Enfances.   deuxième ouvrage de la collection. (dec 2013)

Avec Enfances, la collection « Champs du corps », lieu d’échanges et de réflexion, propose de la curiosité, donne de l’appétit avec une grande liberté, celle existant entre théorie et clinique.
    La thérapeutique par la relaxation chez l’enfant est-elle une discipline parmi d’autres qui a ses « spécialistes » détenteurs d’un savoir spécifique et d’un champ d’applications précis ? Doit-elle avoir le privilège terrible d’être partout ou bien nulle part ?
    La relaxation de l’enfant, et avec l’enfant, vit de l’échange entre l’expérience clinique et la recherche théorique, entre la rencontre de faits, de phénomènes déroutants et la recherche de compréhension de sens, entre l’acceptation du corps, de ses symptômes et le réveil de l’infantile dans sa mémoire, ainsi que de l’ouverture de la voie de la pensée.
    Une infinie variété des expressions de l’enfance serpente à travers les différents textes de cet ouvrage. Des souvenirs aux échos pathologiques, des fantaisies aux cas cliniques, le fil est continu mais libre d’entrée.

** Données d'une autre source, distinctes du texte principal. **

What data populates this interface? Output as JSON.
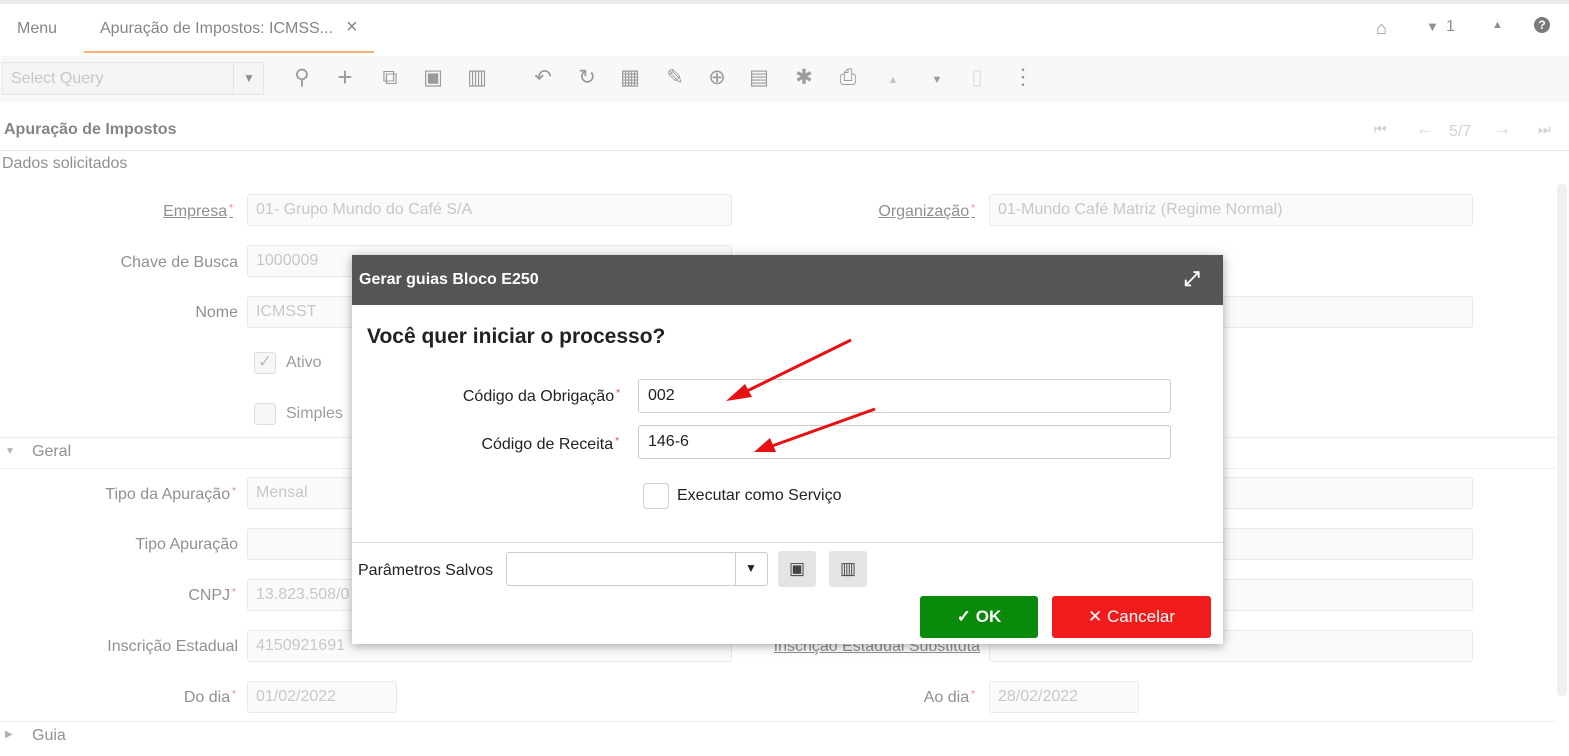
{
  "tabs": {
    "menu": "Menu",
    "active": "Apuração de Impostos: ICMSS...",
    "close": "×"
  },
  "topright": {
    "count": "1"
  },
  "toolbar": {
    "query_placeholder": "Select Query"
  },
  "section": {
    "title": "Apuração de Impostos",
    "pager": "5/7",
    "subtitle": "Dados solicitados"
  },
  "form": {
    "empresa_label": "Empresa",
    "empresa_value": "01- Grupo Mundo do Café S/A",
    "organizacao_label": "Organização",
    "organizacao_value": "01-Mundo Café Matriz (Regime Normal)",
    "chave_label": "Chave de Busca",
    "chave_value": "1000009",
    "nome_label": "Nome",
    "nome_value": "ICMSST",
    "ativo_label": "Ativo",
    "simples_label": "Simples",
    "geral_label": "Geral",
    "tipo_apuracao_label": "Tipo da Apuração",
    "tipo_apuracao_value": "Mensal",
    "tipo_apuracao2_label": "Tipo Apuração",
    "cnpj_label": "CNPJ",
    "cnpj_value": "13.823.508/0",
    "inscricao_label": "Inscrição Estadual",
    "inscricao_value": "4150921691",
    "inscricao_sub_label": "Inscrição Estadual Substituta",
    "do_dia_label": "Do dia",
    "do_dia_value": "01/02/2022",
    "ao_dia_label": "Ao dia",
    "ao_dia_value": "28/02/2022",
    "guia_label": "Guia"
  },
  "dialog": {
    "title": "Gerar guias Bloco E250",
    "question": "Você quer iniciar o processo?",
    "codigo_obrigacao_label": "Código da Obrigação",
    "codigo_obrigacao_value": "002",
    "codigo_receita_label": "Código de Receita",
    "codigo_receita_value": "146-6",
    "servico_label": "Executar como Serviço",
    "parametros_label": "Parâmetros Salvos",
    "ok_label": "OK",
    "cancel_label": "Cancelar"
  },
  "colors": {
    "tab_accent": "#f0892f",
    "dialog_header": "#555555",
    "ok_button": "#0a8a0a",
    "cancel_button": "#f21b1b",
    "arrow": "#e81010"
  },
  "icons": [
    "home-icon",
    "caret-down-icon",
    "caret-up-icon",
    "help-icon",
    "search-icon",
    "plus-icon",
    "copy-icon",
    "save-icon",
    "trash-icon",
    "undo-icon",
    "refresh-icon",
    "grid-icon",
    "attachment-icon",
    "zoom-icon",
    "report-icon",
    "gear-icon",
    "print-icon",
    "barcode-icon",
    "more-icon",
    "expand-icon",
    "check-icon",
    "close-icon"
  ]
}
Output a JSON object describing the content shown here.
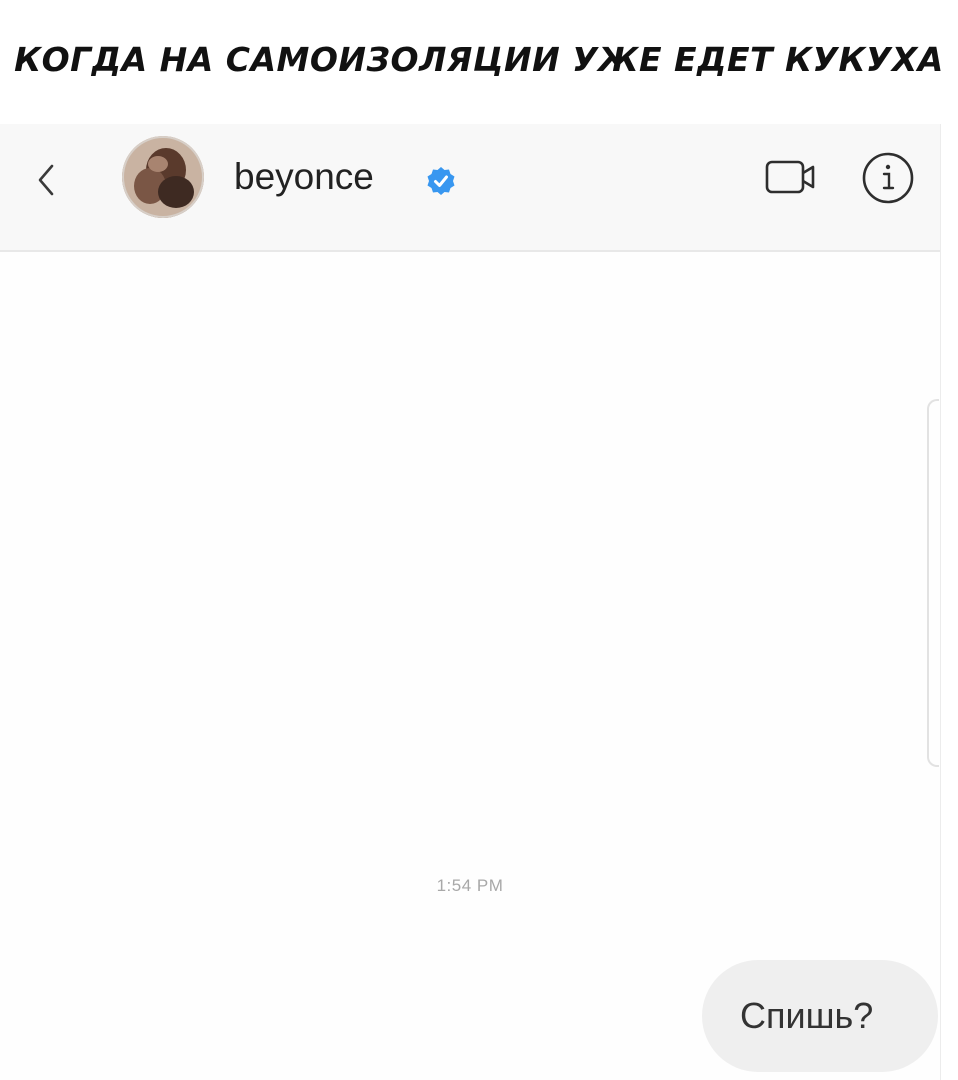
{
  "caption": "КОГДА НА САМОИЗОЛЯЦИИ УЖЕ ЕДЕТ КУКУХА",
  "chat": {
    "username": "beyonce",
    "verified": true,
    "accent_color": "#3897f0",
    "icons": {
      "back": "chevron-left-icon",
      "avatar": "profile-photo",
      "verified": "verified-badge-icon",
      "video": "video-camera-icon",
      "info": "info-icon"
    }
  },
  "messages": [
    {
      "timestamp": "1:54 PM",
      "text": "Спишь?",
      "sender": "me"
    }
  ]
}
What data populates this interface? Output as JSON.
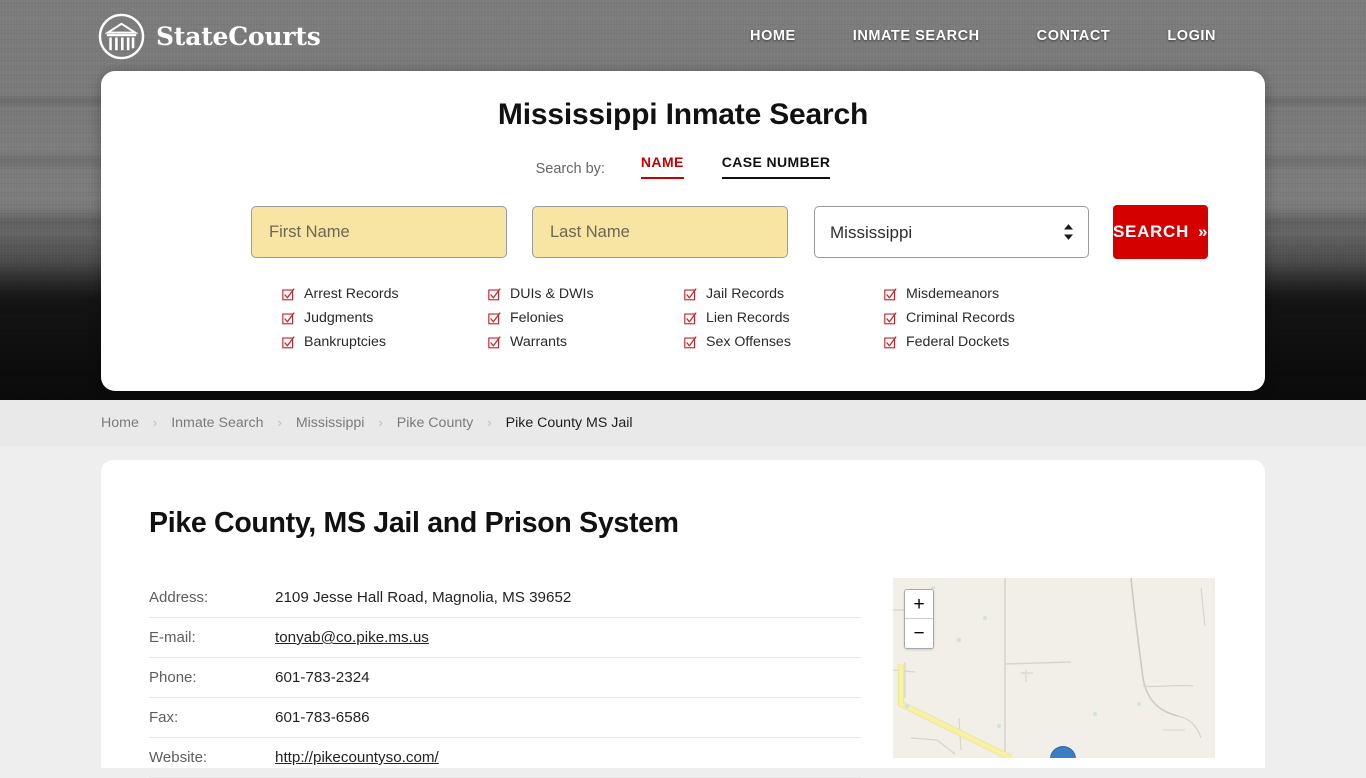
{
  "hero": {
    "background_word": "COURTHOUSE",
    "overlay_color": "#6f6f6f"
  },
  "header": {
    "logo_icon": "courthouse-circle-icon",
    "brand": "StateCourts",
    "nav": [
      {
        "label": "HOME"
      },
      {
        "label": "INMATE SEARCH"
      },
      {
        "label": "CONTACT"
      },
      {
        "label": "LOGIN"
      }
    ]
  },
  "search": {
    "title": "Mississippi Inmate Search",
    "search_by_label": "Search by:",
    "tabs": [
      {
        "label": "NAME",
        "active": true,
        "color": "#c40000"
      },
      {
        "label": "CASE NUMBER",
        "active": false,
        "color": "#111111"
      }
    ],
    "first_name_placeholder": "First Name",
    "first_name_value": "",
    "last_name_placeholder": "Last Name",
    "last_name_value": "",
    "state_selected": "Mississippi",
    "state_options": [
      "Mississippi"
    ],
    "button_label": "SEARCH",
    "button_chevron": "»",
    "button_color": "#d40000",
    "field_color": "#f8e5a4",
    "record_types": [
      "Arrest Records",
      "DUIs & DWIs",
      "Jail Records",
      "Misdemeanors",
      "Judgments",
      "Felonies",
      "Lien Records",
      "Criminal Records",
      "Bankruptcies",
      "Warrants",
      "Sex Offenses",
      "Federal Dockets"
    ],
    "checkbox_color": "#c4262e"
  },
  "breadcrumb": {
    "separator": "›",
    "items": [
      {
        "label": "Home",
        "current": false
      },
      {
        "label": "Inmate Search",
        "current": false
      },
      {
        "label": "Mississippi",
        "current": false
      },
      {
        "label": "Pike County",
        "current": false
      },
      {
        "label": "Pike County MS Jail",
        "current": true
      }
    ]
  },
  "main": {
    "title": "Pike County, MS Jail and Prison System",
    "details": [
      {
        "key": "Address:",
        "value": "2109 Jesse Hall Road, Magnolia, MS 39652",
        "link": false
      },
      {
        "key": "E-mail:",
        "value": "tonyab@co.pike.ms.us",
        "link": true
      },
      {
        "key": "Phone:",
        "value": "601-783-2324",
        "link": false
      },
      {
        "key": "Fax:",
        "value": "601-783-6586",
        "link": false
      },
      {
        "key": "Website:",
        "value": "http://pikecountyso.com/",
        "link": true
      }
    ]
  },
  "map": {
    "zoom_in_label": "+",
    "zoom_out_label": "−",
    "background_color": "#f2efe9",
    "highway_color": "#f5ee9c",
    "marker_color": "#3b7ec4"
  }
}
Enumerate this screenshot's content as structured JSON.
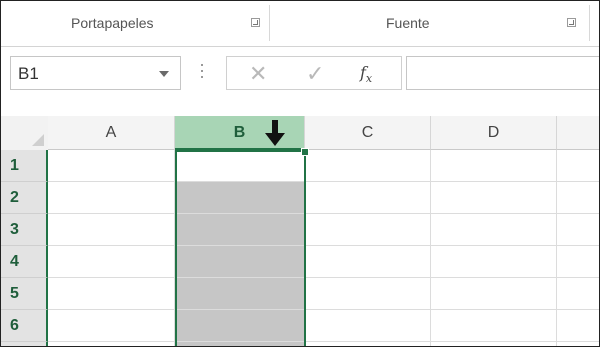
{
  "ribbon": {
    "groups": [
      {
        "label": "Portapapeles"
      },
      {
        "label": "Fuente"
      }
    ]
  },
  "formula_bar": {
    "name_box_value": "B1",
    "cancel_glyph": "✕",
    "enter_glyph": "✓",
    "function_label": "fx",
    "formula_value": ""
  },
  "sheet": {
    "columns": [
      "A",
      "B",
      "C",
      "D"
    ],
    "rows": [
      "1",
      "2",
      "3",
      "4",
      "5",
      "6"
    ],
    "selected_column": "B",
    "active_cell": "B1",
    "selection_range": "B1:B6"
  },
  "colors": {
    "accent": "#217346",
    "selected_header": "#a8d5b5",
    "selection_fill": "#c6c6c6"
  },
  "icons": {
    "dialog_launcher": "dialog-launcher-icon",
    "dropdown": "chevron-down-icon",
    "cancel": "cancel-icon",
    "enter": "check-icon",
    "insert_function": "fx-icon",
    "select_column_cursor": "down-arrow-icon"
  }
}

« Lorsque l’enfant paraît… »
    Les textes de cet ouvrage font une référence directe ou implicite au questionnement sur la relaxation, l’enfant, l’infantile. Ils se mêlent, s’entrecroisent, se séparent, se rapprochent et tentent de répondre.
    Si la relaxation a pour fondement l’attention portée au corps, qu’en est-il avec l’enfant ? Le corps pourra-t-il traduire, exprimer ce que la parole ne peut atteindre ? ?
Ces textes auraient pu prendre le risque de la répétition d’écrits existant ailleurs, ou celui de l’assimilation d’articles, ou surtout celui de l’imitation transposée de la relaxation de l’adulte, nous aurions alors parlé de relaxation chez  l'enfant.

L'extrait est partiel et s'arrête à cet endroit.